Earlier on Wednesday, Bernhard Schulte Shipmanagement (BSM), the managers of the 1,300-feet-long vessel confirmed that while the ship has been granted permission to dock at Port Said on the northern coast of Egypt, they have also been informed that authorities will impound the ship if the said amount of money is not paid. One of the ship’s insurers, UK Club, also confirmed the decision by Egypt and said it had responded.
“Despite the magnitude of the claim [by Egypt] which was largely unsupported, the owners and their insurers have been negotiating in good faith with the SCA. On 12 April, a carefully considered and generous offer was made to the SCA to settle their claim,” UK Club stated on Tuesday. The insurers also clarified they were to oversee only claims relating to obstruction or the ship’s infrastructure. Another insurer is responsible for the goods on board.
An Egyptian court ruled on Tuesday that the Ever Given’s obstruction in the canal held damaging financial repercussions for the SCA and for Egypt. The court then ordered Shoei Kisen Kaisha, the Japanese ship owner and lease company, to pay the amount in compensation.
What the Suez Canal means to Egypt and to the world
Over 10% of global trade passes through the Suez Canal. It is unimaginable that you have not been impacted by the general goods and commodities that sail through the canal. American and Russian oil, Chinese technology, Japanese cars, East African raw materials and Indian foods all pass through the Suez canal.
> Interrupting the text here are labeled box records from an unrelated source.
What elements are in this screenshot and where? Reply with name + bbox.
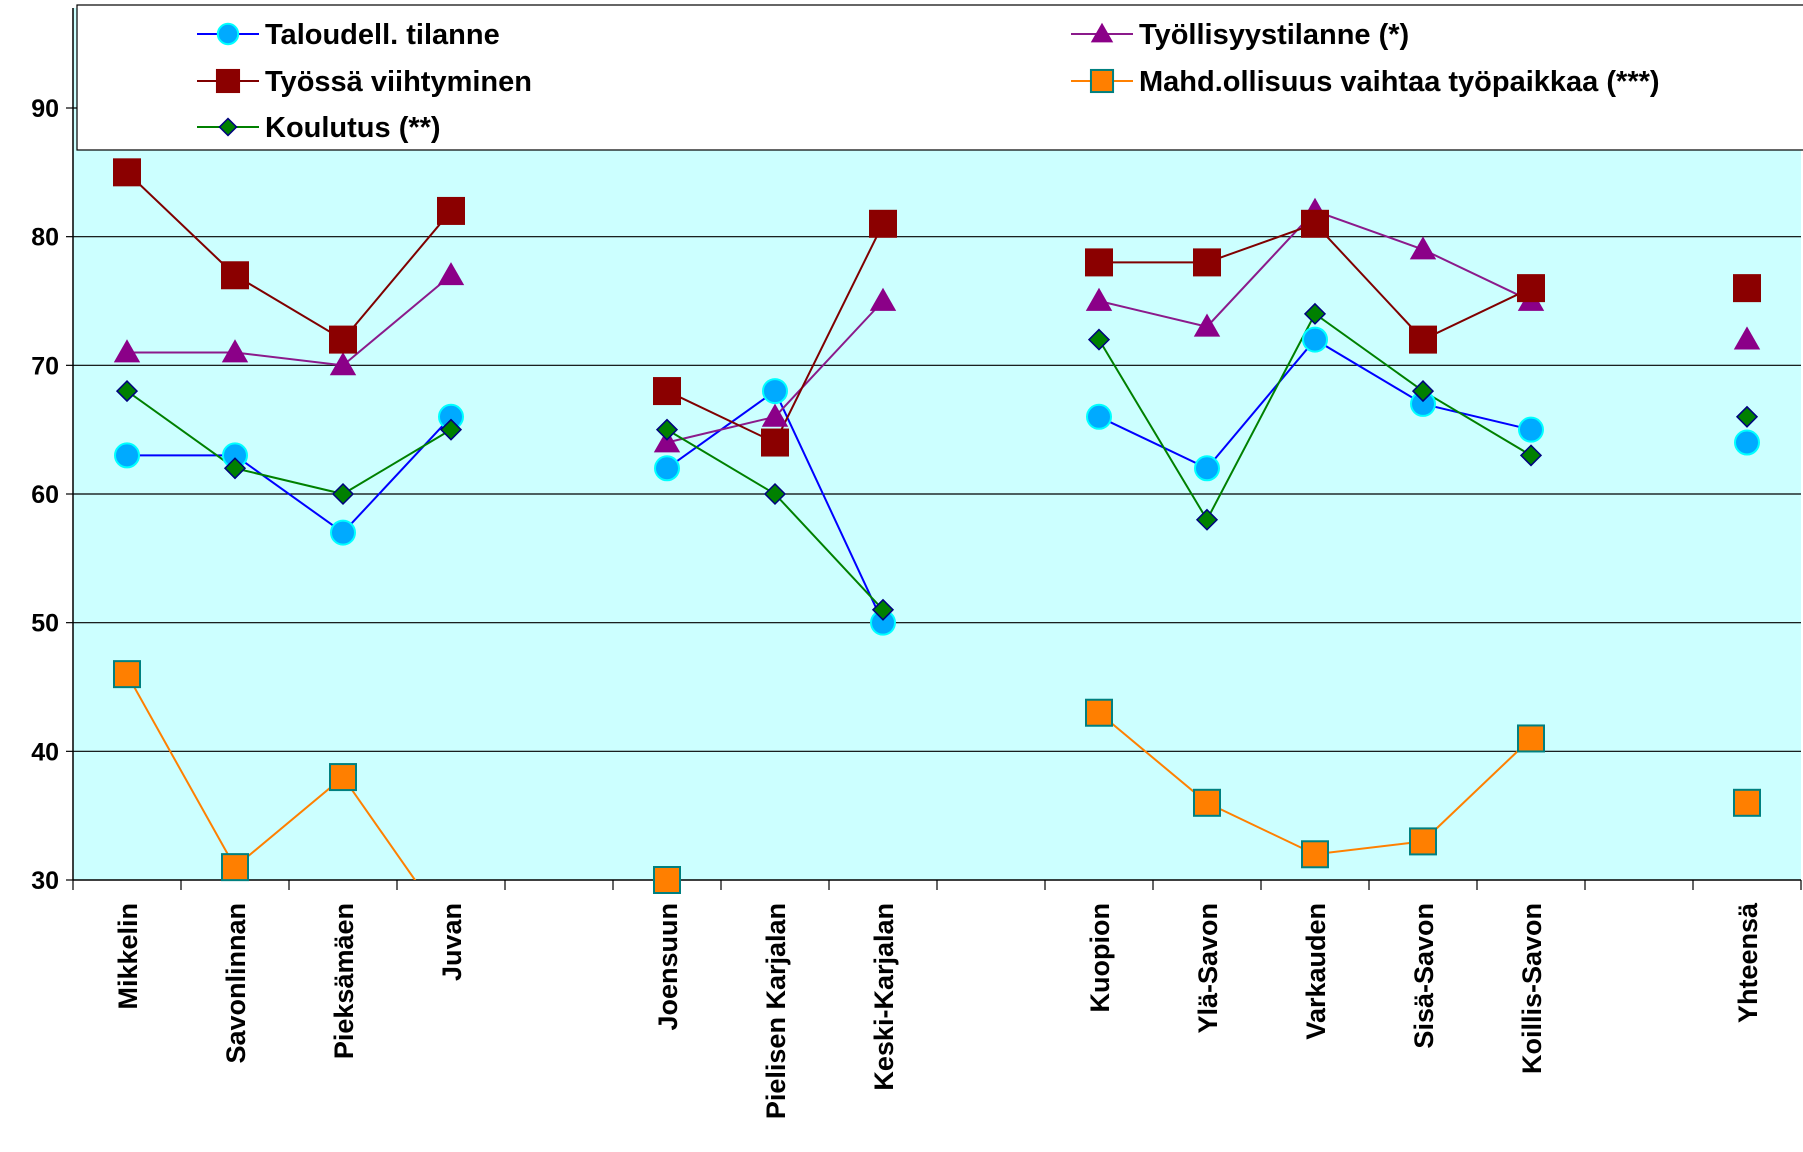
data-point-s1 bbox=[653, 429, 681, 453]
x-tick-label: Keski-Karjalan bbox=[869, 903, 899, 1091]
data-point-s0 bbox=[1194, 455, 1220, 482]
x-tick-label: Kuopion bbox=[1085, 903, 1115, 1012]
legend-label: Koulutus (**) bbox=[265, 112, 441, 144]
x-tick-label: Yhteensä bbox=[1733, 902, 1763, 1023]
data-point-s0 bbox=[1734, 429, 1760, 456]
data-point-s4 bbox=[1519, 444, 1543, 467]
data-point-s0 bbox=[762, 378, 788, 405]
data-point-s4 bbox=[1087, 328, 1111, 351]
data-point-s0 bbox=[1086, 403, 1112, 430]
data-point-s2 bbox=[437, 196, 465, 225]
data-point-s2 bbox=[1193, 248, 1221, 277]
x-tick-label: Koillis-Savon bbox=[1517, 903, 1547, 1074]
data-point-s3 bbox=[113, 660, 141, 689]
x-tick-label: Mikkelin bbox=[113, 903, 143, 1010]
series-markers bbox=[113, 158, 1761, 894]
data-point-s3 bbox=[1409, 827, 1437, 856]
data-point-s0 bbox=[1518, 416, 1544, 443]
data-point-s4 bbox=[1735, 405, 1759, 428]
y-tick-label: 30 bbox=[31, 867, 59, 895]
x-tick-label: Pielisen Karjalan bbox=[761, 903, 791, 1119]
data-point-s4 bbox=[439, 418, 463, 441]
data-point-s2 bbox=[761, 428, 789, 457]
data-point-s2 bbox=[1409, 325, 1437, 354]
x-tick-label: Pieksämäen bbox=[329, 903, 359, 1059]
y-tick-label: 40 bbox=[31, 738, 59, 766]
y-tick-label: 50 bbox=[31, 610, 59, 638]
series-line-2 bbox=[126, 171, 452, 341]
y-tick-label: 90 bbox=[31, 95, 59, 123]
data-point-s3 bbox=[1085, 698, 1113, 727]
data-point-s3 bbox=[221, 853, 249, 882]
x-tick-label: Juvan bbox=[437, 903, 467, 981]
data-point-s3 bbox=[1733, 788, 1761, 817]
series-line-3 bbox=[126, 673, 417, 880]
data-point-s4 bbox=[331, 482, 355, 506]
legend-marker bbox=[1090, 22, 1114, 43]
y-tick-label: 70 bbox=[31, 352, 59, 380]
data-point-s2 bbox=[653, 377, 681, 406]
data-point-s3 bbox=[653, 866, 681, 894]
data-point-s4 bbox=[763, 482, 787, 506]
data-point-s2 bbox=[1733, 274, 1761, 303]
data-point-s4 bbox=[871, 598, 895, 621]
data-point-s1 bbox=[437, 262, 465, 286]
data-point-s1 bbox=[113, 339, 141, 363]
data-point-s0 bbox=[114, 442, 140, 469]
x-tick-label: Joensuun bbox=[653, 903, 683, 1031]
data-point-s1 bbox=[761, 403, 789, 427]
data-point-s4 bbox=[655, 418, 679, 441]
legend-marker bbox=[215, 68, 241, 94]
legend-marker bbox=[218, 117, 238, 137]
legend-label: Taloudell. tilanne bbox=[265, 19, 500, 51]
legend-label: Työllisyystilanne (*) bbox=[1139, 19, 1409, 51]
y-tick-label: 80 bbox=[31, 224, 59, 252]
data-point-s3 bbox=[1517, 724, 1545, 753]
data-point-s0 bbox=[654, 455, 680, 482]
data-point-s3 bbox=[329, 763, 357, 792]
data-point-s4 bbox=[115, 380, 139, 403]
data-point-s1 bbox=[1733, 326, 1761, 350]
series-line-1 bbox=[127, 274, 452, 367]
legend-label: Mahd.ollisuus vaihtaa työpaikkaa (***) bbox=[1139, 66, 1660, 98]
x-axis-ticks: Mikkelin Savonlinnan Pieksämäen Juvan Joensu… bbox=[113, 902, 1763, 1119]
legend: Taloudell. tilanne Työllisyystilanne (*) T… bbox=[76, 4, 1803, 151]
data-point-s2 bbox=[113, 158, 141, 187]
series-line-4 bbox=[126, 390, 452, 496]
data-point-s1 bbox=[1409, 236, 1437, 260]
data-point-s3 bbox=[1193, 788, 1221, 817]
axes bbox=[72, 8, 1802, 890]
data-point-s4 bbox=[1303, 302, 1327, 325]
data-point-s4 bbox=[1411, 380, 1435, 403]
data-point-s2 bbox=[329, 325, 357, 354]
y-axis-ticks: 30 40 50 60 70 80 90 bbox=[31, 95, 73, 895]
data-point-s2 bbox=[1517, 274, 1545, 303]
legend-marker bbox=[216, 22, 240, 46]
legend-label: Työssä viihtyminen bbox=[265, 66, 532, 98]
data-point-s2 bbox=[1301, 209, 1329, 238]
series-line-0 bbox=[127, 416, 452, 534]
data-point-s1 bbox=[869, 287, 897, 311]
data-point-s2 bbox=[1085, 248, 1113, 277]
data-point-s4 bbox=[1195, 508, 1219, 531]
data-point-s0 bbox=[330, 519, 356, 546]
data-point-s1 bbox=[221, 339, 249, 363]
data-point-s2 bbox=[221, 261, 249, 290]
data-point-s3 bbox=[1301, 840, 1329, 869]
y-tick-label: 60 bbox=[31, 481, 59, 509]
data-point-s2 bbox=[869, 209, 897, 238]
x-tick-label: Savonlinnan bbox=[221, 903, 251, 1064]
x-tick-label: Varkauden bbox=[1301, 903, 1331, 1040]
x-tick-label: Sisä-Savon bbox=[1409, 903, 1439, 1049]
data-point-s4 bbox=[223, 457, 247, 480]
data-point-s0 bbox=[1302, 326, 1328, 353]
data-point-s1 bbox=[1193, 313, 1221, 337]
x-tick-label: Ylä-Savon bbox=[1193, 903, 1223, 1034]
legend-box bbox=[76, 4, 1803, 151]
data-point-s1 bbox=[329, 352, 357, 376]
data-point-s1 bbox=[1085, 287, 1113, 311]
legend-marker bbox=[1089, 68, 1115, 94]
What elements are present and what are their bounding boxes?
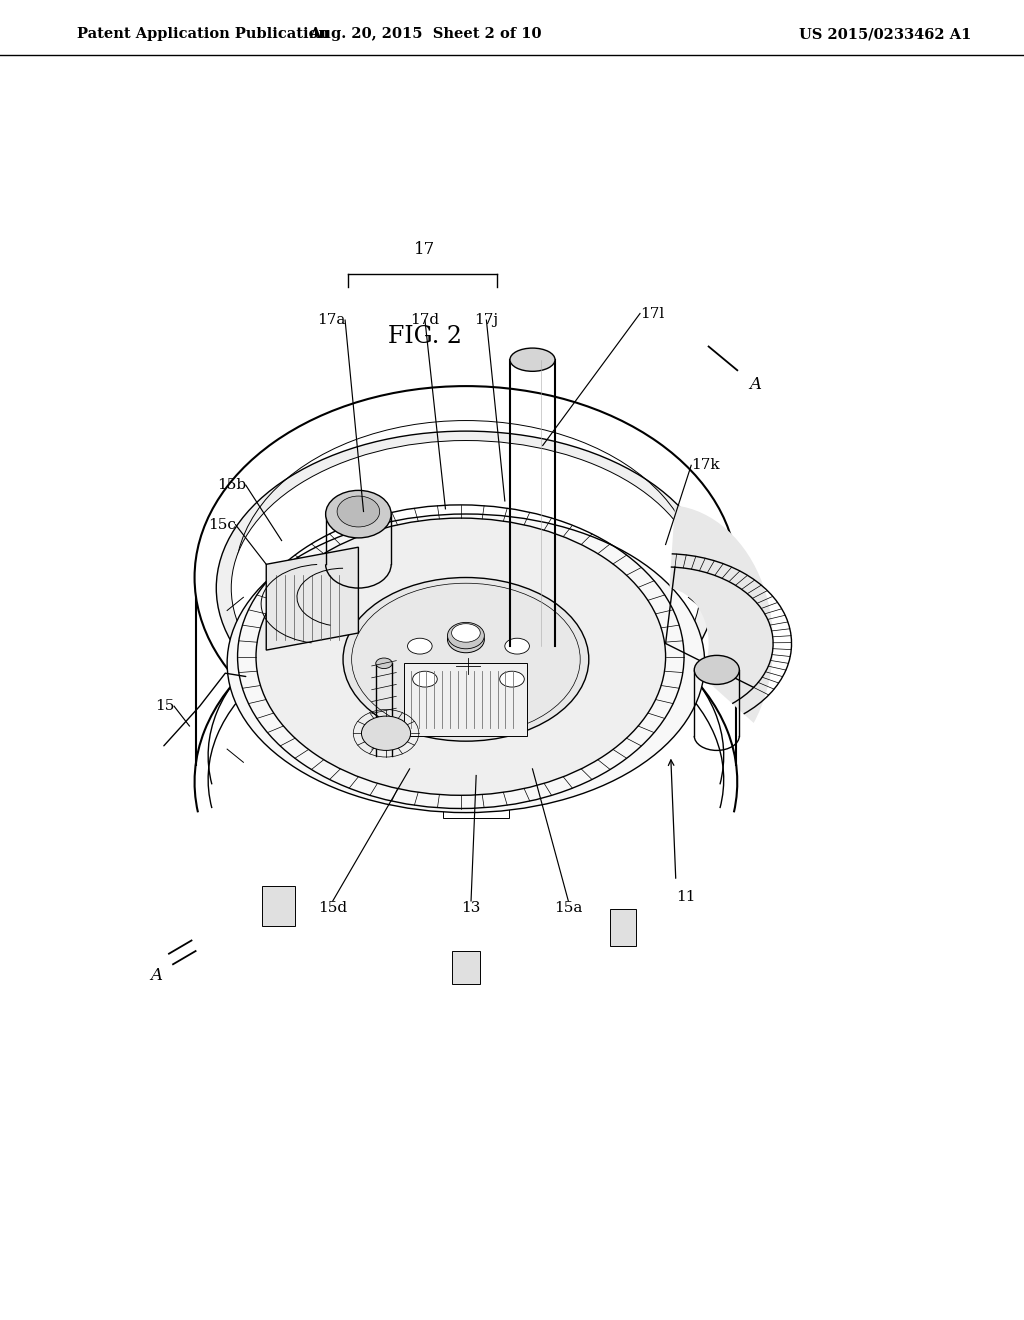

Pliable trade routes make globalization possible and wider. One change in one corner of the world has the potential of affecting us all. According to maritime journal Lloyd, every day, $9 billion worth of essentials sails through the canal on more than 50 ships. Global oil prices jacked up by 6% when the Ever Given blocked the waterway.
Egypt makes nearly $6 billion annually from the Suez Canal.